“I Talk to My Sister, Penny, about Loss”
It was winter in ’63 when we’d leave our house
each Monday night, close the kitchen door
on Mom who would whisper to Dad
as she crumbed the table, hoping somehow
the dead could hear what she needed to say
after his death that Christmas.
And in school I learned to be a stranger.

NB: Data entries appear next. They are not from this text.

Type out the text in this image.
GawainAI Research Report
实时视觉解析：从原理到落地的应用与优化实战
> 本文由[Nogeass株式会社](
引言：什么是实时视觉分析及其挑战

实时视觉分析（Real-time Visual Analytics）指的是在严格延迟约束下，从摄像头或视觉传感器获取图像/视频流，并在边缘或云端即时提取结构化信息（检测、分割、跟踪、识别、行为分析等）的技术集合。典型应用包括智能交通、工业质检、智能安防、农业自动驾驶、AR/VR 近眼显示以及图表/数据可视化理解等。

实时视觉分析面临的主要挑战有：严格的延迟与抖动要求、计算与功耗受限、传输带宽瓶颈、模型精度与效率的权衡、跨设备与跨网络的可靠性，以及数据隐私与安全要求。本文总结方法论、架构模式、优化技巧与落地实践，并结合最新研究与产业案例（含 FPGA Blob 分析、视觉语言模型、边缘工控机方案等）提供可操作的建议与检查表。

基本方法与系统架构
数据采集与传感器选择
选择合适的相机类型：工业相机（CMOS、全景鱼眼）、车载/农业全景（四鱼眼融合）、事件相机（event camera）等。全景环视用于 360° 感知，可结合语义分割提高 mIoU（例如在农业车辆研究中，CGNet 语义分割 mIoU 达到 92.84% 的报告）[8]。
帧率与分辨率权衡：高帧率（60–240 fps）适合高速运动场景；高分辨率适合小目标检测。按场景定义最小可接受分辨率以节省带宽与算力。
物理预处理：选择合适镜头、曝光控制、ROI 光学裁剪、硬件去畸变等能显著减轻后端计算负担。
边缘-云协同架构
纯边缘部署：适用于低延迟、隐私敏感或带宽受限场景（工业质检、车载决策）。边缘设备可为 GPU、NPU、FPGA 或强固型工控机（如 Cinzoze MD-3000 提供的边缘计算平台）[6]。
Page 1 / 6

The eighth-grade girls whose breasts began
to stretch the St. James on their jumpers
made me invisible when they’d giggle
with the cocky athletes. And winter
grayed on beyond the steamy windows.
But Monday nights you and I could ride Route 1
in your warm Ford to Edison Lanes
as Roy Orbison soared from your dashboard
with such precious agony. And 13 was far too old
not to know he sang the truth of loneliness:
that love can die when you need it most.
I remember your eyes during “Only the Lonely”
how you’d let me turn it up, his voice rattling
the closed windows and how we’d wait
after we arrived for his last words before the ice
outside your car. Later, you’d steer me home
as Roy touched what I told no one.
Twenty years later he came on stage old and fat,
and we stared at the floor as he struggled
through his own songs, his dark glasses
slipping down his nose. But at the end
he sang “Crying” and leaned back and wailed
as if he had just looked into his grave.
Penny, Roy died last night and I thought of you
when I heard the news in my Mustang.
I know why the grieving talk to themselves
and why we feel invisible in our hometown
where St. James Church is now a parking lot
and strangers stare from our kitchen window.
So tell your granddaughters not to wait up tonight,
let’s drive past the mini mall that once was Edison Lanes.
Let’s make up our own songs now and sing so loud
we thump the tinted glass. Take the wheel, dear sister,
steer me on through the enveloping night,
let me forget there is no turning back.